Το work with title Efficient parallel algoriths for tensor decompositions and implementation in distributed environments by Kolomvakis Christos is licensed under Creative Commons Attribution 4.0 International
Bibliographic Citation
Christos Kolomvakis, "Efficient parallel algoriths for tensor decompositions and implementation in distributed environments ", Diploma Work, School of Electrical and Computer Engineering, Technical University of Crete, Chania, Greece, 2019
https://doi.org/10.26233/heallink.tuc.83406
Tensors are mathematical objects that have recently become popular in the fields of machine learning and signal processing. This is due to their ability to describe multi-way relations and dependencies. For a complete data set, where we have no missing entries, tensor decompositions can help us model the data set, while others give us the potential to perform compression. For a data set with missing entries, we can use decompositions to infer missing values. Tensors however, suffer from the curse of dimensionality. The number of elements increases exponentially with respect to the order of a tensor. As a result, it is necessary to develop fast and scalable algorithms to perform these decompositions.In this thesis, we focus on the CP decomposition, or PARAFAC decomposition.

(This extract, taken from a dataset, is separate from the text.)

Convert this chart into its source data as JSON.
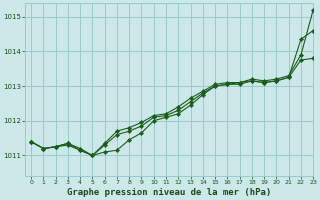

We begin this work by introducing some definitions from linear algebra, followed by matrix least squares problems. These chapters are succeded by an introduction to tensor algebra, and a presentation of the PARAFAC decomposition. The problem we deal with in this thesis is the speeding of a matrix multiplication during the decomposition algorithm. This product is known in the bibliography as the matricized--tensor Khatri-Rao product (MTTKRP) and constitutes the computational bottleneck of the algorithm. To this end, we use a data structure called a dimension tree. The tree stores intermediate results that can be reused in the decomposition algorithm, in order to speed up the MTTKRP.Finally, we describe a parallel implementation in a distributed environment of this algorithm, and present results for various tensors and a range of processors.